A problem most people encounter when they start to embrace minimalism is holding onto items for the wrong reasons. A lot of times we can't get rid of stuff because we feel that the item has a monetary value. The key here is to remember that the best time to get rid of something (with monetary value or not) is right now - and getting some extra cash for it is the exception and not necessarily the rule.
“Someone's going to want this DVD player and I paid a lot for it when I bought it 15 years ago.” So we hold on to it with the intention of selling it on Facebook, at a summer yard sale, or consignment shop. It remains clutter and maybe we’ll eventually get around to taking the time to post it or schlep it across town to consign. When it sits around we start to think the price we’ve set it at might have been wishful thinking. And if we do get a few bites for it, there’s the meet up, the exchange, and the time spent on the whole deal.
We’re not saying it isn’t worth trying to sell items that have monetary value, we just have to decide if it’s worth the time and trouble of selling it just to make a couple bucks.
Let’s face it, almost everything in our home did have appropriate monetary value at one point. But 100% of the items we have are not worth what they were when we bought them.
Last week while moving a piece of furniture out of the living room, Tim knocked over a plant and the soon-to-bud Orchid blossoms broke along with the porcelain pot it was planted in. He was really disappointed that he’d been so clumsy and knew I was really excited about coaxing the orchid to bud again. In the midst of his remorse, I reminded him that it truly didn’t bother me. It was an accident and there was nothing that could be done about it now. After all, it was just a pot and a stem. Not a bleeding arm or a chipped tooth.

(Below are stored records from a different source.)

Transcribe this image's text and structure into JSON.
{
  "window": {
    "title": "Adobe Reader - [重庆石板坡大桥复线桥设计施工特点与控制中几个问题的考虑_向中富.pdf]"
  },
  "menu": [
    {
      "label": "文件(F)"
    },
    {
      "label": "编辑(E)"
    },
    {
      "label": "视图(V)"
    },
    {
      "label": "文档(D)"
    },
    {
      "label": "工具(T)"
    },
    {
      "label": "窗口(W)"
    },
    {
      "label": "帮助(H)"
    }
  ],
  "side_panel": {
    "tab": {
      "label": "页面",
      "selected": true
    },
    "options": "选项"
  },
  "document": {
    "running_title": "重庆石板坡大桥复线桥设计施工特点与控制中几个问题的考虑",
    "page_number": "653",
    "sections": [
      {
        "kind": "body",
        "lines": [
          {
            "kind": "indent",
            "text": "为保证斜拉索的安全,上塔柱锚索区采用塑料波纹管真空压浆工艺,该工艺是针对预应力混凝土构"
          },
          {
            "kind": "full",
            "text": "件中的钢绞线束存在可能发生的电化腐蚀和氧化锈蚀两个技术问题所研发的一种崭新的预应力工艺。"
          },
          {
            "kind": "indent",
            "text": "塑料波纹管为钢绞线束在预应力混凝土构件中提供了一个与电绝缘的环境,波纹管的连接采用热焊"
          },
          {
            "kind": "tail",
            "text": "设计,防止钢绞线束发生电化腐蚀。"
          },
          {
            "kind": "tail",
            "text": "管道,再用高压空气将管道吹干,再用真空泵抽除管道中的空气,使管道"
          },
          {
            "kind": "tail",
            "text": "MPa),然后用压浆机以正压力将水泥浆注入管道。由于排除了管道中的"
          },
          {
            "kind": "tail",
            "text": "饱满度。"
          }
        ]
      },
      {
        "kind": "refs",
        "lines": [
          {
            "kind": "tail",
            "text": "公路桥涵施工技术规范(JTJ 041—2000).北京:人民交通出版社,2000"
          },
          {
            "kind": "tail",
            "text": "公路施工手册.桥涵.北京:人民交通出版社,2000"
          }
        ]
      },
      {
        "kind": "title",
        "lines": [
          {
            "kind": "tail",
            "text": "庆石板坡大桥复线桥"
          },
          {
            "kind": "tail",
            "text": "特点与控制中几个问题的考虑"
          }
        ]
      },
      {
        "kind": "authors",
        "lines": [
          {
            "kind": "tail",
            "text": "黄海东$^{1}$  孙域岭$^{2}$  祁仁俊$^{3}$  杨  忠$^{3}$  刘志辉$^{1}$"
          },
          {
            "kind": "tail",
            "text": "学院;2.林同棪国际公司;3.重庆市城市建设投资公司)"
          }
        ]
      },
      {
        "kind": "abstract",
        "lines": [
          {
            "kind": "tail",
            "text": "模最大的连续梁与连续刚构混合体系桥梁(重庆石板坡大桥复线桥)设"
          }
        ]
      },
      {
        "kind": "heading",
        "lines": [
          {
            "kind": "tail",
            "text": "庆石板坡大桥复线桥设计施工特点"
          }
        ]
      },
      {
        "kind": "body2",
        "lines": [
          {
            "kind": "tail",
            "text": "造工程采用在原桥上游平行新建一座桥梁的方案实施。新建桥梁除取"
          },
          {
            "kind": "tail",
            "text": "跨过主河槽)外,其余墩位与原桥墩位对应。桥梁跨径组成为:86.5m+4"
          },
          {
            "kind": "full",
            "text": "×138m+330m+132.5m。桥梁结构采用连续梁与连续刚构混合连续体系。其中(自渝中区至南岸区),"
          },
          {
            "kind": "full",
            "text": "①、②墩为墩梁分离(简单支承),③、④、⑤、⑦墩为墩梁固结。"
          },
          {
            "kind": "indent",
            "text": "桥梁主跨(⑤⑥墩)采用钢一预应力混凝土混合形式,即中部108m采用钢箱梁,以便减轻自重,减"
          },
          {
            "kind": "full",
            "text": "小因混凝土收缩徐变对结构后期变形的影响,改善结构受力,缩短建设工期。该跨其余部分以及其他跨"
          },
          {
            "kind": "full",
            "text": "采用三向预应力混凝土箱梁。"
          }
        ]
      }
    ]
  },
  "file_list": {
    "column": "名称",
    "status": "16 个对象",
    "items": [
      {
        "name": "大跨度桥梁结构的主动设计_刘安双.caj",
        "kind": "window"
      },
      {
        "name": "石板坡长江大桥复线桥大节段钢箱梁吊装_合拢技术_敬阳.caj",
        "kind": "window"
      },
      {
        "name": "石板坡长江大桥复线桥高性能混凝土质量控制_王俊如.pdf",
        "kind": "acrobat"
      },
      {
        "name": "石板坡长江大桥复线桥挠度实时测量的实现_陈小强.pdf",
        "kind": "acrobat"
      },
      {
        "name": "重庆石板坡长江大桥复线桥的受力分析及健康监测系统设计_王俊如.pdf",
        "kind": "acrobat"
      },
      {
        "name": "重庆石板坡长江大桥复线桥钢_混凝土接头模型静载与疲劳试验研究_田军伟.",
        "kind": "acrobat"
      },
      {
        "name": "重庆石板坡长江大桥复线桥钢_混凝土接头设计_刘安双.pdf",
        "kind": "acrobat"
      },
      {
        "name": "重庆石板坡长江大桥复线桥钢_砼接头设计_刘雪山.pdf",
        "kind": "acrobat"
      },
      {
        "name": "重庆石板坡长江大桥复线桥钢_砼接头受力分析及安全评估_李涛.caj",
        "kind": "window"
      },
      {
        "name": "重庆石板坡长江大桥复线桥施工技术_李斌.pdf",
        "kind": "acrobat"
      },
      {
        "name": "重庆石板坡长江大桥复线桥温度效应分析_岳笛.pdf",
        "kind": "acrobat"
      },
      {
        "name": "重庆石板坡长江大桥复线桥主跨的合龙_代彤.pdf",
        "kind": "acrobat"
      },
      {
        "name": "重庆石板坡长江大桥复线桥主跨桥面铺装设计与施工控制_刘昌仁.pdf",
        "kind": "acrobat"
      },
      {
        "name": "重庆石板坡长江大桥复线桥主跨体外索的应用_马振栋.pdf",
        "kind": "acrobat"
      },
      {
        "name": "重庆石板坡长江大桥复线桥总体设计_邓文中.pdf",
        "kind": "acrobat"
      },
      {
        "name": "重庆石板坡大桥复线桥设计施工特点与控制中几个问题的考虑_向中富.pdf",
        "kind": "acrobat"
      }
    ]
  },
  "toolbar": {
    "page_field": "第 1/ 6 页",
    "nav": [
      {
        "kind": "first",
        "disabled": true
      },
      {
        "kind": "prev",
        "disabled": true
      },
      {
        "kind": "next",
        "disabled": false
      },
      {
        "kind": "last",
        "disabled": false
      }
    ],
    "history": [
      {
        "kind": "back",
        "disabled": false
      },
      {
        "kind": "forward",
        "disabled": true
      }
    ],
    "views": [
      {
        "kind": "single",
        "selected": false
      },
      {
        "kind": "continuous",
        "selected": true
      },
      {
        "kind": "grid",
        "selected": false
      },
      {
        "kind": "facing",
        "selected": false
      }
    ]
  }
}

My point is that even if they do hold value to us, some things are JUST things. No one gets to their deathbed and says “I really wish I’d collected more phone cases for your inheritance, son.” What matters is that things are replaceable and trying to sell a bunch of stuff is a time-consuming way to make a small amount of money. We just have to decide for ourselves whether our time is more valuable than our things and remember that a home is meant for living, not storing.